L'Azerbaïdjan a rapidement riposté, affirmant qu'il défendait ses populations civiles. «Ils ont commencé à attaquer des civils et nous avons été obligés de mener une contre-offensive», a déclaré M. Hajiyev. Mais même certains responsables ont admis qu'ils attendaient une excuse pour lancer une attaque.

Les troupes azerbaïdjanaises ont déjà repris des parties de quatre districts du sud le long de la frontière avec l'Iran et se sont rapprochées du couloir de Lachin, un col de montagne qui est une voie d'approvisionnement critique depuis l'Arménie.

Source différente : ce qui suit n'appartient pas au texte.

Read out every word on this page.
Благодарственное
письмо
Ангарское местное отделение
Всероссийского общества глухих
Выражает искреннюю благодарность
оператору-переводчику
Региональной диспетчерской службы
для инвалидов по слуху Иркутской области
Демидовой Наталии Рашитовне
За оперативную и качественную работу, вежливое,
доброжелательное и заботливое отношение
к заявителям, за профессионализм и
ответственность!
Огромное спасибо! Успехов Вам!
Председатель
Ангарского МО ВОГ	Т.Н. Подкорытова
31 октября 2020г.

Mais il ne fait aucun doute que les choses ont été difficiles pour les forces azerbaïdjanaises. Bakou n'a pas publié le nombre de victimes militaires, mais le président russe Vladimir V. Poutine a déclaré jeudi que chaque camp avait déjà perdu plus de 2 000 soldats en moins d'un mois de combats. Les frappes de missiles ont également tué au moins 65 civils d'Azerbaïdjan et 37 d'Arménie, selon les chiffres officiels des deux côtés.

Le soutien public à l'offensive reste solidement derrière M. Aliyev et l'armée, mais le président pourrait faire face à un travail difficile dans la gestion des attentes.

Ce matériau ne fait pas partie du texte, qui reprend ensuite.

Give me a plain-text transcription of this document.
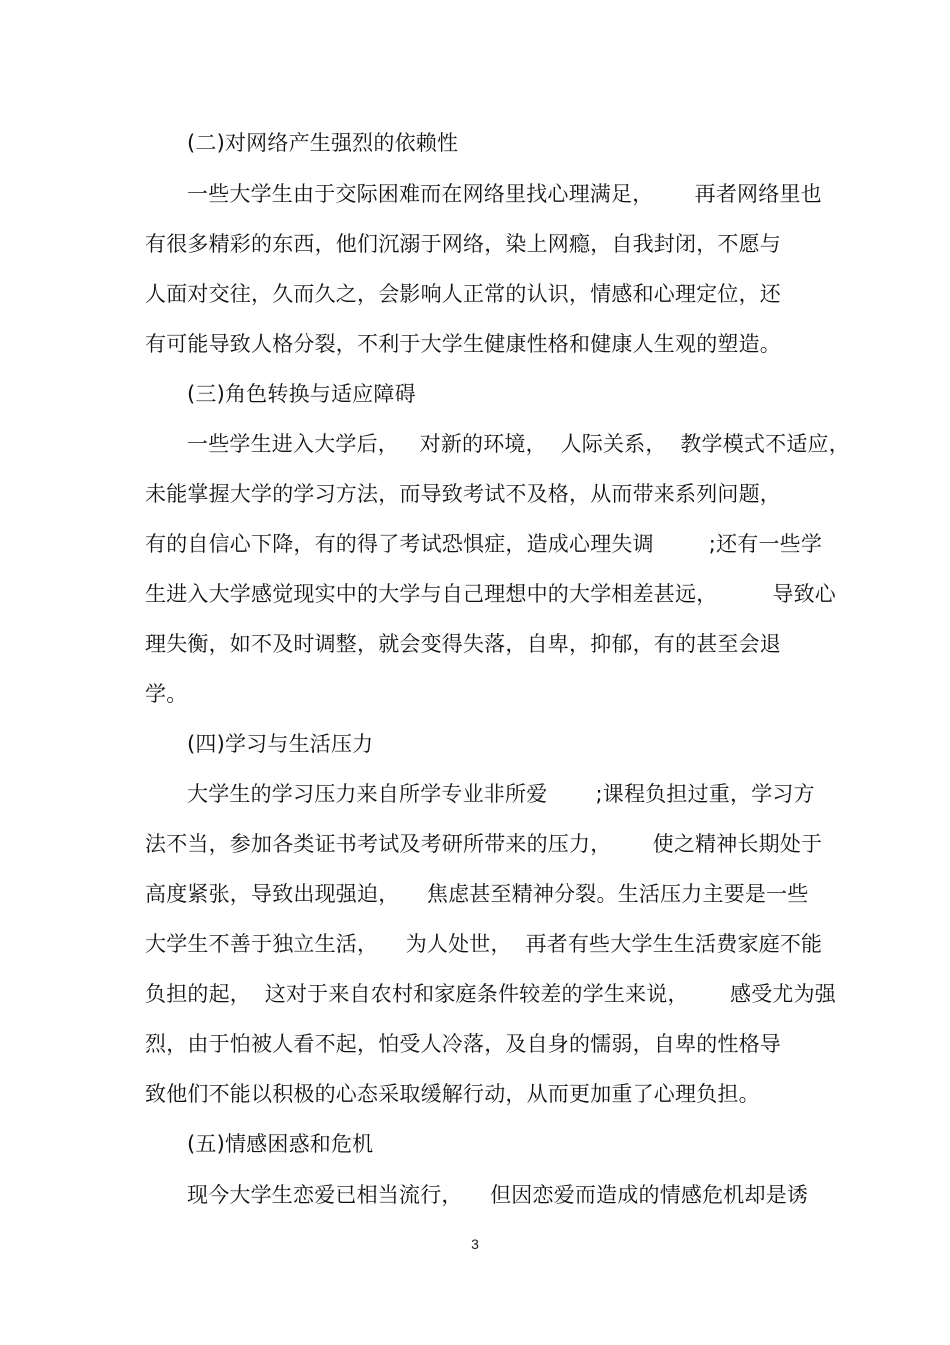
(二)对网络产生强烈的依赖性
一些大学生由于交际困难而在网络里找心理满足，      再者网络里也
有很多精彩的东西，他们沉溺于网络，染上网瘾，自我封闭，不愿与
人面对交往，久而久之，会影响人正常的认识，情感和心理定位，还
有可能导致人格分裂，不利于大学生健康性格和健康人生观的塑造。
(三)角色转换与适应障碍
一些学生进入大学后，   对新的环境，  人际关系，  教学模式不适应，
未能掌握大学的学习方法，而导致考试不及格，从而带来系列问题，
有的自信心下降，有的得了考试恐惧症，造成心理失调        ;还有一些学
生进入大学感觉现实中的大学与自己理想中的大学相差甚远，        导致心
理失衡，如不及时调整，就会变得失落，自卑，抑郁，有的甚至会退
学。
(四)学习与生活压力
大学生的学习压力来自所学专业非所爱       ;课程负担过重，学习方
法不当，参加各类证书考试及考研所带来的压力，      使之精神长期处于
高度紧张，导致出现强迫，    焦虑甚至精神分裂。生活压力主要是一些
大学生不善于独立生活，    为人处世，  再者有些大学生生活费家庭不能
负担的起，  这对于来自农村和家庭条件较差的学生来说，      感受尤为强
烈，由于怕被人看不起，怕受人冷落，及自身的懦弱，自卑的性格导
致他们不能以积极的心态采取缓解行动，从而更加重了心理负担。
(五)情感困惑和危机
现今大学生恋爱已相当流行，    但因恋爱而造成的情感危机却是诱
3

De nombreuses familles azerbaïdjanaises déplacées par les bombardements de Terter sont à l'origine des réfugiés du Karabakh et ont déclaré qu'elles ne seraient pas satisfaites si M. Aliyev s'arrêtait après avoir pris seulement quelques districts.

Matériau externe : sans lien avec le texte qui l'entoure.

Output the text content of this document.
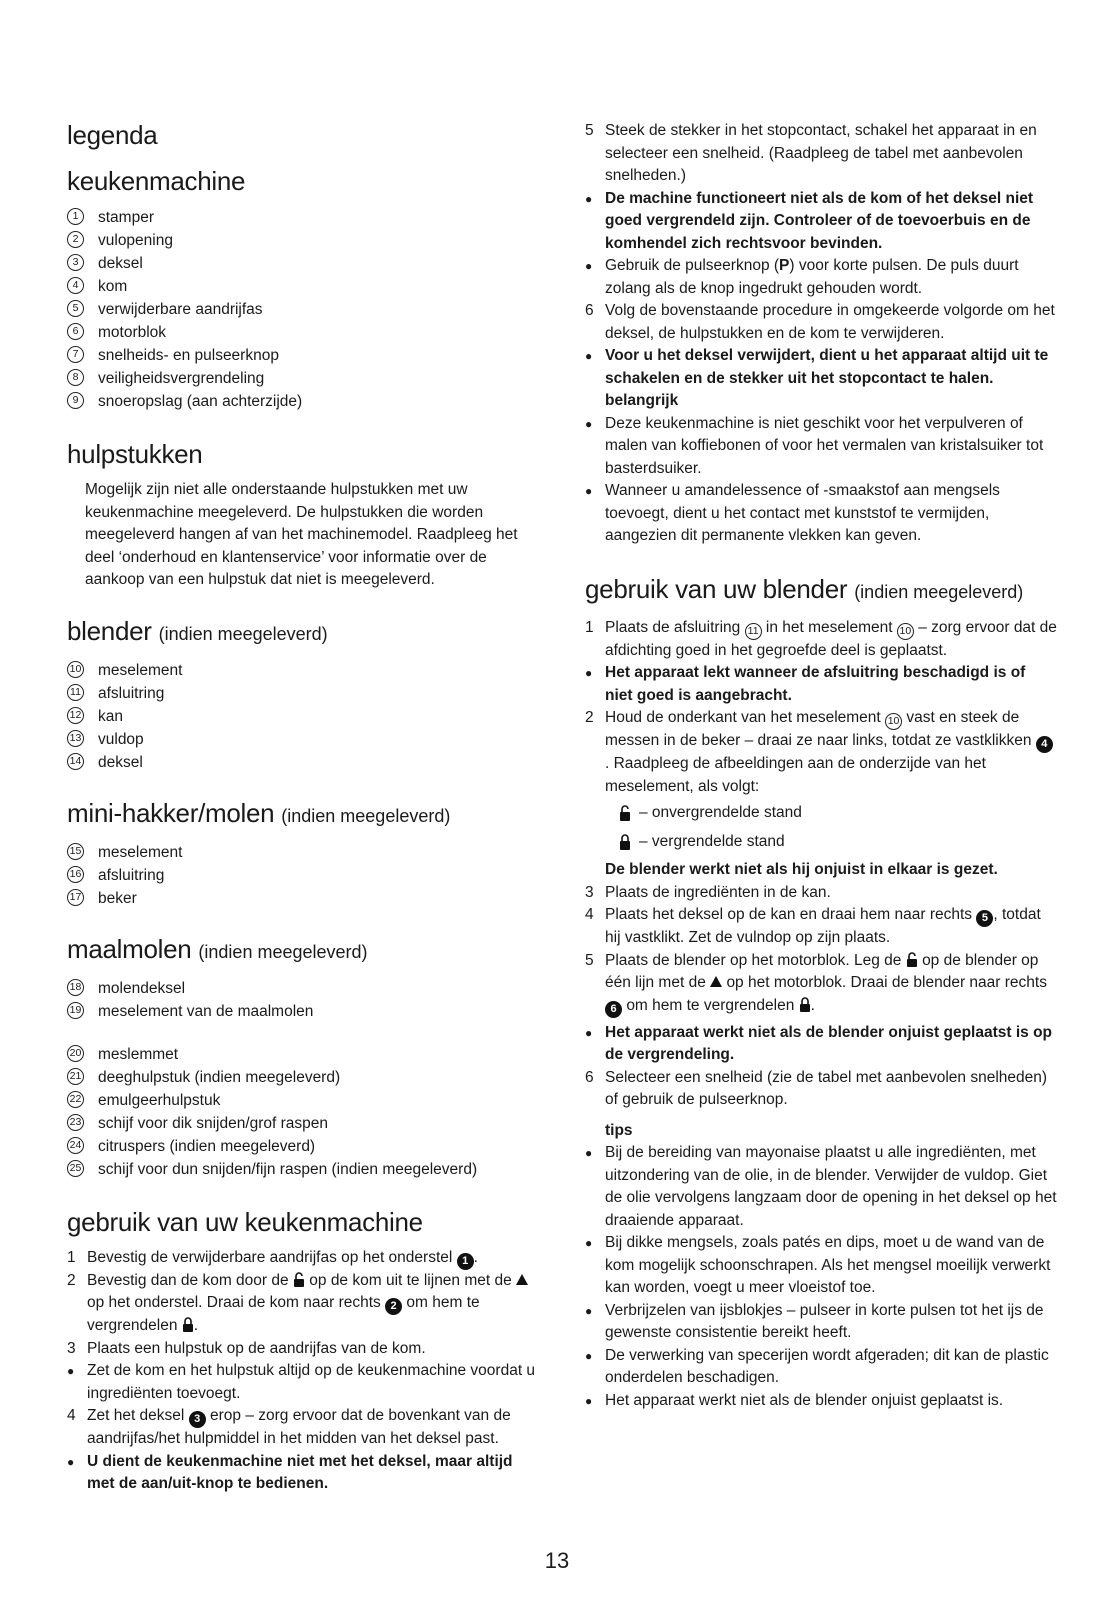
legenda
keukenmachine
1	stamper
2	vulopening
3	deksel
4	kom
5	verwijderbare aandrijfas
6	motorblok
7	snelheids- en pulseerknop
8	veiligheidsvergrendeling
9	snoeropslag (aan achterzijde)
hulpstukken

Mogelijk zijn niet alle onderstaande hulpstukken met uw keukenmachine meegeleverd. De hulpstukken die worden meegeleverd hangen af van het machinemodel. Raadpleeg het deel ‘onderhoud en klantenservice’ voor informatie over de aankoop van een hulpstuk dat niet is meegeleverd.

blender (indien meegeleverd)
10 meselement
11 afsluitring
12 kan
13 vuldop
14 deksel
mini-hakker/molen (indien meegeleverd)
15 meselement
16 afsluitring
17 beker
maalmolen (indien meegeleverd)
18 molendeksel
19 meselement van de maalmolen
20 meslemmet
21 deeghulpstuk (indien meegeleverd)
22 emulgeerhulpstuk
23 schijf voor dik snijden/grof raspen
24 citruspers (indien meegeleverd)
25 schijf voor dun snijden/fijn raspen (indien meegeleverd)
gebruik van uw keukenmachine
1 Bevestig de verwijderbare aandrijfas op het onderstel 1 .
2 Bevestig dan de kom door de op de kom uit te lijnen met de  op het onderstel. Draai de kom naar rechts 2 om hem te vergrendelen .
3 Plaats een hulpstuk op de aandrijfas van de kom.
● Zet de kom en het hulpstuk altijd op de keukenmachine voordat u ingrediënten toevoegt.
4 Zet het deksel 3 erop – zorg ervoor dat de bovenkant van de aandrijfas/het hulpmiddel in het midden van het deksel past.
● U dient de keukenmachine niet met het deksel, maar altijd met de aan/uit-knop te bedienen.
5 Steek de stekker in het stopcontact, schakel het apparaat in en selecteer een snelheid. (Raadpleeg de tabel met aanbevolen snelheden.)
● De machine functioneert niet als de kom of het deksel niet goed vergrendeld zijn. Controleer of de toevoerbuis en de komhendel zich rechtsvoor bevinden.
● Gebruik de pulseerknop (P) voor korte pulsen. De puls duurt zolang als de knop ingedrukt gehouden wordt.
6 Volg de bovenstaande procedure in omgekeerde volgorde om het deksel, de hulpstukken en de kom te verwijderen.
● Voor u het deksel verwijdert, dient u het apparaat altijd uit te schakelen en de stekker uit het stopcontact te halen.
belangrijk
● Deze keukenmachine is niet geschikt voor het verpulveren of malen van koffiebonen of voor het vermalen van kristalsuiker tot basterdsuiker.
● Wanneer u amandelessence of -smaakstof aan mengsels toevoegt, dient u het contact met kunststof te vermijden, aangezien dit permanente vlekken kan geven.
gebruik van uw blender (indien meegeleverd)
1 Plaats de afsluitring 11 in het meselement 10 – zorg ervoor dat de afdichting goed in het gegroefde deel is geplaatst.
● Het apparaat lekt wanneer de afsluitring beschadigd is of niet goed is aangebracht.
2 Houd de onderkant van het meselement 10 vast en steek de messen in de beker – draai ze naar links, totdat ze vastklikken 4. Raadpleeg de afbeeldingen aan de onderzijde van het meselement, als volgt:
– onvergrendelde stand
– vergrendelde stand
De blender werkt niet als hij onjuist in elkaar is gezet.
3 Plaats de ingrediënten in de kan.
4 Plaats het deksel op de kan en draai hem naar rechts 5 , totdat hij vastklikt. Zet de vulndop op zijn plaats.
5 Plaats de blender op het motorblok. Leg de op de blender op één lijn met de op het motorblok. Draai de blender naar rechts 6 om hem te vergrendelen .
● Het apparaat werkt niet als de blender onjuist geplaatst is op de vergrendeling.
6 Selecteer een snelheid (zie de tabel met aanbevolen snelheden) of gebruik de pulseerknop.
tips
● Bij de bereiding van mayonaise plaatst u alle ingrediënten, met uitzondering van de olie, in de blender. Verwijder de vuldop. Giet de olie vervolgens langzaam door de opening in het deksel op het draaiende apparaat.
● Bij dikke mengsels, zoals patés en dips, moet u de wand van de kom mogelijk schoonschrapen. Als het mengsel moeilijk verwerkt kan worden, voegt u meer vloeistof toe.
● Verbrijzelen van ijsblokjes – pulseer in korte pulsen tot het ijs de gewenste consistentie bereikt heeft.
● De verwerking van specerijen wordt afgeraden; dit kan de plastic onderdelen beschadigen.
● Het apparaat werkt niet als de blender onjuist geplaatst is.
13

«Ce n’est pas assez», a déclaré Zarifa Suleymanova, 43 ans, avant d’énumérer toutes les régions dont l’Azerbaïdjan avait besoin. «Nous avons des fils très courageux. Cela ne prendra pas longtemps."



Carlotta Gall and Ivor Prickett – [source]

About The Author

Laisser un commentaire

Votre adresse e-mail ne sera pas publiée.